With AngleSharp, to load HTML page and wait until all stylesheets are downloaded (if required) and all scripts are ready to be parser executed, I do this
public sealed class WebReader
{
private IDocument _ashDocument;
public async Task Load(string Url)
{
var config = Configuration.Default.WithDefaultLoader().WithJavaScript().WithCss();
var context = BrowsingContext.New(config);
_ashDocument = await context.OpenAsync(Url);
}
public IEnumerable<string> getImage()
{
return _ashDocument.QuerySelectorAll("img").Select(n => n.Attributes["src"].Value);
}
}
static void Main(string[] args)
{
WebReader wReader = new WebReader();
AsyncContext.Run((Action)(async () =>
{
await wReader.Load("http://blogs.msdn.com/b/dotnet/");
}));
IEnumerable<string> imageUrls = wReader.getImage();
foreach (string url in imageUrls)
{
Console.WriteLine(url);
}
Console.ReadKey();
}
AsyncContext is a part of AsyncEx library.
Is it possible to do the same thing without AsyncEx library?
Is it possible to do the same thing without AsyncEx library?
Not inside a console application. The whole point of AsyncContext
is to allow you to await a method in Main
, which itself isn't async (and can't be). The only alternative is to block the task. Additionaly, as @StephanCleary notes, the continuation inside the context will resume on a single thread, instead of an arbitrary thread pool thread.

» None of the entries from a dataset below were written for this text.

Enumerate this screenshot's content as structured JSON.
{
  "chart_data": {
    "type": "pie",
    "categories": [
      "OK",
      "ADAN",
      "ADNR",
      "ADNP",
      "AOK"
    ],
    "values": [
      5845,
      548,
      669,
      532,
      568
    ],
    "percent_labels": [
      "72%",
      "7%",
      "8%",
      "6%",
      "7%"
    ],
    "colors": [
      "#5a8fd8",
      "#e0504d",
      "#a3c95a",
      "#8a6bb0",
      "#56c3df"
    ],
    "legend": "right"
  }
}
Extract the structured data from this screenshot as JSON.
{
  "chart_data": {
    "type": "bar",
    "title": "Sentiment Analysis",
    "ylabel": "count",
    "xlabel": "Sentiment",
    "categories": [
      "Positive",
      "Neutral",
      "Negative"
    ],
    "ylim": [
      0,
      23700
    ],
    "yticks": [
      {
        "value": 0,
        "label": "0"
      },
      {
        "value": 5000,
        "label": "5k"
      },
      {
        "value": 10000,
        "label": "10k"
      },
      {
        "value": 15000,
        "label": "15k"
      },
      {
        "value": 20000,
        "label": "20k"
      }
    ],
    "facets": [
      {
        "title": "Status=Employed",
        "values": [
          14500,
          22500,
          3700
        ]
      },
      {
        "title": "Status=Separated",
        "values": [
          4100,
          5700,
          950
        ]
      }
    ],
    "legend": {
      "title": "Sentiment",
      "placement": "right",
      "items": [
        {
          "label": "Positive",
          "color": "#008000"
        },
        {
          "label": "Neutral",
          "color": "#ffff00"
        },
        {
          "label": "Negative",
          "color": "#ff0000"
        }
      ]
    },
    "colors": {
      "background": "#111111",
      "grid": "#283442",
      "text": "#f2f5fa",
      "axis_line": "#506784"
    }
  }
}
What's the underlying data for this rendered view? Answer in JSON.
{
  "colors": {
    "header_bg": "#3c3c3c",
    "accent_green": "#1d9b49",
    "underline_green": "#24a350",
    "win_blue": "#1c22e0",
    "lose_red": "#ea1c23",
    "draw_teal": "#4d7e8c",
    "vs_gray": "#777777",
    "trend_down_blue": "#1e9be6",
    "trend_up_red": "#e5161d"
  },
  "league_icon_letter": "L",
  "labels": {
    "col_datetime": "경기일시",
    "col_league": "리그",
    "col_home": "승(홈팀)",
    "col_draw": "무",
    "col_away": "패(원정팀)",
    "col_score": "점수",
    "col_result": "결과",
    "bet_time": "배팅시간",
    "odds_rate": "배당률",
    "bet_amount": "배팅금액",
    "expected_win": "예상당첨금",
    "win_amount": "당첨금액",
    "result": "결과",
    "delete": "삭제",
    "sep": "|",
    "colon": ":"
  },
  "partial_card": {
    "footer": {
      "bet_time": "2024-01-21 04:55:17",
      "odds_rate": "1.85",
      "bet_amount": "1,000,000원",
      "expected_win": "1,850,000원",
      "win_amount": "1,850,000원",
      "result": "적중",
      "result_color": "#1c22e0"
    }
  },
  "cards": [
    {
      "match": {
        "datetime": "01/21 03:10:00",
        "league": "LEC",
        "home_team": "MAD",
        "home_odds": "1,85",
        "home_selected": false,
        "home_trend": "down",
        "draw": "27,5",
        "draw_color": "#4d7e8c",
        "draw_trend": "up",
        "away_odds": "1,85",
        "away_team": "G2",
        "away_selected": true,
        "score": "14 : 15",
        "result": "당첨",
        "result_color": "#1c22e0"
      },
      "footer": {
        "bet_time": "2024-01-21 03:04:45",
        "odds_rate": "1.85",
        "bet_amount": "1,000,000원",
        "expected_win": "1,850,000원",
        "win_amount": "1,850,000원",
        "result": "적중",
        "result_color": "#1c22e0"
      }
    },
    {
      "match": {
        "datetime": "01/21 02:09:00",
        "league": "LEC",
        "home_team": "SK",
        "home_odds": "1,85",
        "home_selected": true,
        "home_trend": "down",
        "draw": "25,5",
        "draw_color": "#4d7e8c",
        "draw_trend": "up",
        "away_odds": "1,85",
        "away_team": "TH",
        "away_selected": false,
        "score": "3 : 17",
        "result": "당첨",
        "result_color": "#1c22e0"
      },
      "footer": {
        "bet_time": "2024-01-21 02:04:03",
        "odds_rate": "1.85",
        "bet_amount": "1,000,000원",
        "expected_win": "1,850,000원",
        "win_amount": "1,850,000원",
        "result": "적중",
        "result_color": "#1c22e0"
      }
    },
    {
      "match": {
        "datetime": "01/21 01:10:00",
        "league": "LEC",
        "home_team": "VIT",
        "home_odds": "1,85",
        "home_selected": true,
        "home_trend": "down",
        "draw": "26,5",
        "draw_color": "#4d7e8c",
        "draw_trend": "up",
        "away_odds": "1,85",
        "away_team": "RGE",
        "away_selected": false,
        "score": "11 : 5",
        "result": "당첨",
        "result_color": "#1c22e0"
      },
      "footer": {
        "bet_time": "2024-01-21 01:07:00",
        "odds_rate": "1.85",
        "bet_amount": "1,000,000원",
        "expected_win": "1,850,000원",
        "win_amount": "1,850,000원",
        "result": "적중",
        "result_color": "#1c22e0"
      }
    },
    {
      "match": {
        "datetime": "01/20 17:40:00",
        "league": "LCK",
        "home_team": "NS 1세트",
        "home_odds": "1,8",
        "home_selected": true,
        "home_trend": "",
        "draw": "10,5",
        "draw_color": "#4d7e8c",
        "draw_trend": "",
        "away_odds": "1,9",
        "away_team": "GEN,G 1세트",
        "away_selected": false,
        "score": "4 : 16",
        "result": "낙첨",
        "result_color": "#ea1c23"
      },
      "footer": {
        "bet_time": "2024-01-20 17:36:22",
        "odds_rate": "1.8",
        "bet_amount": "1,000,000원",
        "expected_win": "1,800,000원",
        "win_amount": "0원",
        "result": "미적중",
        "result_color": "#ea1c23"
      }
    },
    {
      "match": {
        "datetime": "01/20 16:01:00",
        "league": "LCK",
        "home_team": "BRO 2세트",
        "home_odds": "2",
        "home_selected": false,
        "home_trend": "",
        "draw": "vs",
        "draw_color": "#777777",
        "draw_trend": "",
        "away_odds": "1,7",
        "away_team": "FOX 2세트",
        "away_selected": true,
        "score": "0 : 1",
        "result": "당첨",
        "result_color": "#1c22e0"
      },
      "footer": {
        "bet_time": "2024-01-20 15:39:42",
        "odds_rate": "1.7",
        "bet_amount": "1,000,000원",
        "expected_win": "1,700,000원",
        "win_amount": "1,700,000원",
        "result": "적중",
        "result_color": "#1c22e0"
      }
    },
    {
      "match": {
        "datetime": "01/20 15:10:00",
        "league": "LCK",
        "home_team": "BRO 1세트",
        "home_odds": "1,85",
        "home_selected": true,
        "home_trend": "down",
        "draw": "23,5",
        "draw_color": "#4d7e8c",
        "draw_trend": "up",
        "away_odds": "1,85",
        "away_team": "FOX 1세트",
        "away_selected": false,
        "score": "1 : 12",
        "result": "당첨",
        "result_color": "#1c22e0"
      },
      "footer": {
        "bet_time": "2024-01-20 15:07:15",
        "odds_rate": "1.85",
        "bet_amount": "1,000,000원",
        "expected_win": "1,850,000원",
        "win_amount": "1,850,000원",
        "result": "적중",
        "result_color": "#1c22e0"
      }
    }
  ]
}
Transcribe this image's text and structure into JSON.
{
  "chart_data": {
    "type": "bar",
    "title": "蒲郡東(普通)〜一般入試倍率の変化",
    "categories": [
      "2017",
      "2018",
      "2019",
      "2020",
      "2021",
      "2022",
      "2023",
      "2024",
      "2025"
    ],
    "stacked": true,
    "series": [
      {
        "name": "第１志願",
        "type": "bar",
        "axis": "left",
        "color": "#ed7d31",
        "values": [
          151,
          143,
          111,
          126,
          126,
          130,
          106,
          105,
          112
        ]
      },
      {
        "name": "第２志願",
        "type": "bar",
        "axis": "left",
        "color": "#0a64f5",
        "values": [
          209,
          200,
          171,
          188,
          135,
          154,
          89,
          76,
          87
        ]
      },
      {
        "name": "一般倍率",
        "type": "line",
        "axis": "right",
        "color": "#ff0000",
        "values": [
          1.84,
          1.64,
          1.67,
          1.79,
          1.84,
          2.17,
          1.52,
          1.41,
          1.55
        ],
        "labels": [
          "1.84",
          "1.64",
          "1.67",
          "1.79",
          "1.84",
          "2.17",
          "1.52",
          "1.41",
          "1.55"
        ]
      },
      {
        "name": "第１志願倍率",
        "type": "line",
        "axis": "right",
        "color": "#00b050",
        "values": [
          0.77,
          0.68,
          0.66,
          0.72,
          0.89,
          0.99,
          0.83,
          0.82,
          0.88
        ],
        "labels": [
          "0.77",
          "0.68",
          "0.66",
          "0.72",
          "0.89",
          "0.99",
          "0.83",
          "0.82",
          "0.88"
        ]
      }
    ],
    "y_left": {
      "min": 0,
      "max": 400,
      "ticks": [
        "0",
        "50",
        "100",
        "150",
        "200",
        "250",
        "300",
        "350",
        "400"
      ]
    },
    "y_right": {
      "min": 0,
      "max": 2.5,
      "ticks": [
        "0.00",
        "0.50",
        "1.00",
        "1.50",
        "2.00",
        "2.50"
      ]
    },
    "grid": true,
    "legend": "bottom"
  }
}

Without it, it would simply be:
static void Main(string[] args)
{
WebReader wReader = new WebReader();
wReader.Load("http://blogs.msdn.com/b/dotnet/")).Wait();
IEnumerable<string> imageUrls = wReader.getImage();
foreach (string url in imageUrls)
{
Console.WriteLine(url);
}
}
There are rare cases when blocking with Task.Wait
is ok, this is one of them.
Side note - Async methods should be marked with the Async
postfix, hence you should use LoadAsync
. Also, .NET method naming conventions are Pascal case, not camel case.